Surprising that not everything breaks down, although more than 90 percent of the employees of many companies are working from home. Surprising that many processes work, although the manager does not - as usual - constantly control their implementation. Fascinating that despite the virtuality of their collaboration, social processes nevertheless take place between employees that have nothing to do with the completion of their tasks.

But it's also sad that some managers can't think of anything else to do than exactly what they've always done, only over the phone. Sad that energy is still being put into implementing a business plan that no one really believes in anymore. It's a shame that, despite the enforced new working conditions, there is often no room for the development of creativity and the new.

What is needed today more than ever is resilience in self-leadership and leadership. Sensitive AND resilient. Empathic AND robust. Emotional AND analytical. The days of "one and the other" are finally here. In today's corporate environments, there is no longer room for "either or." Resilience means exactly that: Elasticity in thought and action AND authenticity in behavior and attitudes.

The current crisis will give us all the opportunity to learn from it. Those who fall back into their old patterns will discover relatively quickly that the changed conditions make it impossible to do business in the old sense. Without new patterns of cooperation and the redefinition of mutual interfaces, it will not be possible to maintain a business model.

The crisis has a good side: it teaches us to put the "meaning" of our actions at the center of our actions, including our professional ones. Tasks whose fulfillment does not make sense will be increasingly difficult to communicate in the future. Leadership must now finally install itself as meeting these conditions.

There are obviously teams and executives who are already practicing this very successfully at the moment. These will be the true crisis winners because they will save themselves from going through the valley of tears in which the bitter experience awaits them that processes that continued to operate without meaning, structures that were maintained without proper reasoning, traditions that were ritualized without meaning were nothing more than the failed attempt to face the new reality.

If you now promote the development of resilience for yourself and your team/leadership, it will translate directly into your success.

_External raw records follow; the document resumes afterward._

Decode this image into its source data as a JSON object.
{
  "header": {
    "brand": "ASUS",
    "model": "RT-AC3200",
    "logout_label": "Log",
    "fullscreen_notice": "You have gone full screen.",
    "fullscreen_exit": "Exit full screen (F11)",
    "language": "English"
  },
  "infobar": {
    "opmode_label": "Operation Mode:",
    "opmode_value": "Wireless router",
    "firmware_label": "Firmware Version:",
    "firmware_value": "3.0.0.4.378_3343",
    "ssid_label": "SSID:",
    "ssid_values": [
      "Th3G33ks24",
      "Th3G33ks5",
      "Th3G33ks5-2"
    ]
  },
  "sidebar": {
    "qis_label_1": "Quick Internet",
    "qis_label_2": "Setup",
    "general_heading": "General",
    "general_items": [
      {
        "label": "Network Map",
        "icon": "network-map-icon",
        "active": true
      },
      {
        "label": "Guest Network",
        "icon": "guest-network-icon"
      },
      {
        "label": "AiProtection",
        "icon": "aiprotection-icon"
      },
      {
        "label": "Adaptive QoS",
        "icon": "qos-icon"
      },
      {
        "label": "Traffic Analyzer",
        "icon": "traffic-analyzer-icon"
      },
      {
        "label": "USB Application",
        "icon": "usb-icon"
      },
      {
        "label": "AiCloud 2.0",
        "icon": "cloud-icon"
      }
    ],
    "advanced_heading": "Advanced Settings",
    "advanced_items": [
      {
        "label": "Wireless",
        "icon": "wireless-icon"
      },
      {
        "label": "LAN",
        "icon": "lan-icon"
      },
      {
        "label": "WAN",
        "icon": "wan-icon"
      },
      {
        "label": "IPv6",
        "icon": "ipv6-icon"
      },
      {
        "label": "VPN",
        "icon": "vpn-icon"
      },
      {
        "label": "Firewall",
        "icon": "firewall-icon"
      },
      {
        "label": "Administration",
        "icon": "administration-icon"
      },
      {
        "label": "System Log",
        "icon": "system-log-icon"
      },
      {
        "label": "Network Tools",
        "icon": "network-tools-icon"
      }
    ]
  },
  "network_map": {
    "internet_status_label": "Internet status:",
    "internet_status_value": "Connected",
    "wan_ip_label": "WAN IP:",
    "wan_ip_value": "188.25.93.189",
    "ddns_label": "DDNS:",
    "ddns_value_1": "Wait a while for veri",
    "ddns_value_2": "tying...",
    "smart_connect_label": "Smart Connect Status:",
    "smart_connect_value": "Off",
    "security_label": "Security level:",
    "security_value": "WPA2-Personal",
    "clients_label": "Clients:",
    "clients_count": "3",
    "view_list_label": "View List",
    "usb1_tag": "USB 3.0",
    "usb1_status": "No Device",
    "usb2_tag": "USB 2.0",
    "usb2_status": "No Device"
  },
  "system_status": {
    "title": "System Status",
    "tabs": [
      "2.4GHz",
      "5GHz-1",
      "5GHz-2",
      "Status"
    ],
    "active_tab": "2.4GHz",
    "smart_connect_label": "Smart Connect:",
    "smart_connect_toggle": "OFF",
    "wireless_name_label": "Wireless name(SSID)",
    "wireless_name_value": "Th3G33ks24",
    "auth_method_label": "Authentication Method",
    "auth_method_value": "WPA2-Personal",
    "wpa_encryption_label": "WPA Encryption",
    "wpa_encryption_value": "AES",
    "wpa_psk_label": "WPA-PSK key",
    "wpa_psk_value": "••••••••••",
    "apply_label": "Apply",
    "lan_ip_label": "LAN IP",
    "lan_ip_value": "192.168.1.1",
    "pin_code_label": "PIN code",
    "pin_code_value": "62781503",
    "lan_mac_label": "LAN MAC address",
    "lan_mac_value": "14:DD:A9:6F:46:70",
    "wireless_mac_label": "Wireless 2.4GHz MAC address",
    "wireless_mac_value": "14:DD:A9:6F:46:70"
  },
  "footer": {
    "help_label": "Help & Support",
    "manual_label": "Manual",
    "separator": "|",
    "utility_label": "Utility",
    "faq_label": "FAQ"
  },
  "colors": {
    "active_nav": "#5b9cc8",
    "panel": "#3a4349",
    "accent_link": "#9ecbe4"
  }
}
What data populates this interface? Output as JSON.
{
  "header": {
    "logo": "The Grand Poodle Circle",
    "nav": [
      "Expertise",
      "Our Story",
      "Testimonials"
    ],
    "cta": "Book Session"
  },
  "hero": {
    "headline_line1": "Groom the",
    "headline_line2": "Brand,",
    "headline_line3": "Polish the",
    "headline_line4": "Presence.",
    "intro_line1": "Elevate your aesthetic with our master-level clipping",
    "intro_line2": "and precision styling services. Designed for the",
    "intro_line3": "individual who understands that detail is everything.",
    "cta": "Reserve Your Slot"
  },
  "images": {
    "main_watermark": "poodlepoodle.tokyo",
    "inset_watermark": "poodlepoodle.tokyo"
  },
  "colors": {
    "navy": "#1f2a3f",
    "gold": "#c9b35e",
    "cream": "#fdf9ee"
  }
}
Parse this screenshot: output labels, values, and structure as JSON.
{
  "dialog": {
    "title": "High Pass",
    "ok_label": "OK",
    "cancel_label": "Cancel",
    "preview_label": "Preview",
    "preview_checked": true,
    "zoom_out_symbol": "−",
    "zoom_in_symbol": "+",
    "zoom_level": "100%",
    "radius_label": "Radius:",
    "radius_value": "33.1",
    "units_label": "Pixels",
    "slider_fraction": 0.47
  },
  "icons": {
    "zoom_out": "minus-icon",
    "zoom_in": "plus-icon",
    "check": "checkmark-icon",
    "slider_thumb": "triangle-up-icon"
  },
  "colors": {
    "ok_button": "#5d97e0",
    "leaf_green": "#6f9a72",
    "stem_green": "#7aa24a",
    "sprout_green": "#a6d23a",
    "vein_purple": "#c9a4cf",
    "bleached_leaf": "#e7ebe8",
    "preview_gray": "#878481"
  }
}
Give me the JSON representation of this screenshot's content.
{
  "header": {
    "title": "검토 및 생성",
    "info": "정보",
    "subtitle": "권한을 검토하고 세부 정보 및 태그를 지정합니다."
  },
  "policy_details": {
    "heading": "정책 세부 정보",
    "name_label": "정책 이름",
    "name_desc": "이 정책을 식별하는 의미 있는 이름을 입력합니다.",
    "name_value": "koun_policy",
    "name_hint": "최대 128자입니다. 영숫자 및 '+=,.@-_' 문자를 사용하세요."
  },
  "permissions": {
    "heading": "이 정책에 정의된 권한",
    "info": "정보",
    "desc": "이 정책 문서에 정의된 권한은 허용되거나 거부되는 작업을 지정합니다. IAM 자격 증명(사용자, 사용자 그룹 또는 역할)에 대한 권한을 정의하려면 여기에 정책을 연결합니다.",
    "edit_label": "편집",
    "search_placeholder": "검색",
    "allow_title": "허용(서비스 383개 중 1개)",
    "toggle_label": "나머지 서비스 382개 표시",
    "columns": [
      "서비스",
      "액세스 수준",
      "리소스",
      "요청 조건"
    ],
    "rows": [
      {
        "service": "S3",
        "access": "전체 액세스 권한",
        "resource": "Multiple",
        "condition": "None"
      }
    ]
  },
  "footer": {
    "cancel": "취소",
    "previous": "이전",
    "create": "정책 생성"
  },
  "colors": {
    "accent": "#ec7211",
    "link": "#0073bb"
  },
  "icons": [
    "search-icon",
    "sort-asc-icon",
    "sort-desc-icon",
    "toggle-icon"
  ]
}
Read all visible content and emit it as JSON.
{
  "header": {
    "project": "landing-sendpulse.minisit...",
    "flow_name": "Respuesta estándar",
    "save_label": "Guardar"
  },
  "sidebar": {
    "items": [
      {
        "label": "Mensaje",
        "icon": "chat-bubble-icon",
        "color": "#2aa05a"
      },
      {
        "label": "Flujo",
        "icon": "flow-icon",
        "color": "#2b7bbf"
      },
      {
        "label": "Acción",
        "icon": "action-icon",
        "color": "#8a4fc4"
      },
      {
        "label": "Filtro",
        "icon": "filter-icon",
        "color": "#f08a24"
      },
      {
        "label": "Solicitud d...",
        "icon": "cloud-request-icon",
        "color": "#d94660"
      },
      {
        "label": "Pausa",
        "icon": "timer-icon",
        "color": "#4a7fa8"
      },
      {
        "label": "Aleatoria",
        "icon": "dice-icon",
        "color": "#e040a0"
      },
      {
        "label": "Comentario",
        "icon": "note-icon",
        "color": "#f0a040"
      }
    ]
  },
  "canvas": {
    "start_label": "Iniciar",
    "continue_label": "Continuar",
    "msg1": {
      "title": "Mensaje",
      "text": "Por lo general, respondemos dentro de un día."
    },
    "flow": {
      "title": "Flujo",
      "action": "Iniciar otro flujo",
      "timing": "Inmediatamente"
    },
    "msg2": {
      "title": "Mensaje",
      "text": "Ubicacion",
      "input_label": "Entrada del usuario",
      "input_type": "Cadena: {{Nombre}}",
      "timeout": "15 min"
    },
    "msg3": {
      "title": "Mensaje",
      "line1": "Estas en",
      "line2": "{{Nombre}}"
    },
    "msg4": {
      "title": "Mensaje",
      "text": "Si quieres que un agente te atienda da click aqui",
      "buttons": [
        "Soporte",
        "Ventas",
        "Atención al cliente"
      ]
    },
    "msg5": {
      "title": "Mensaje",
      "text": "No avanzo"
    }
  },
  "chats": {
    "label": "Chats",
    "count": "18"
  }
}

To do so, you should do the following:

  • Accepting the crisis according to its literal sense as a turning point of a development.
  • "WE work together to find solutions" is working better than before. Stay with the "WE" even after the crisis and plan appropriate time and space for personal short exchange rounds ("dailies").
  • Maintain the creativity that is now being lived through purposeful rituals.
  • Continue to sharpen self-awareness and self-reflection. The faster it is possible to initiate the necessary measures in the next crisis.

And avoid the following:

  • Return to "Business as Usual" as quickly as possible.
  • Do not subordinate the newly gained "trust" to project deadlines and sales targets again.
  • Trim all processes and measures for stability. True resilience comes from the interplay of flexibility and stability.

Whether the post-crisis situation is a success or a disaster for you and the employees entrusted to your care depends largely on what you do today.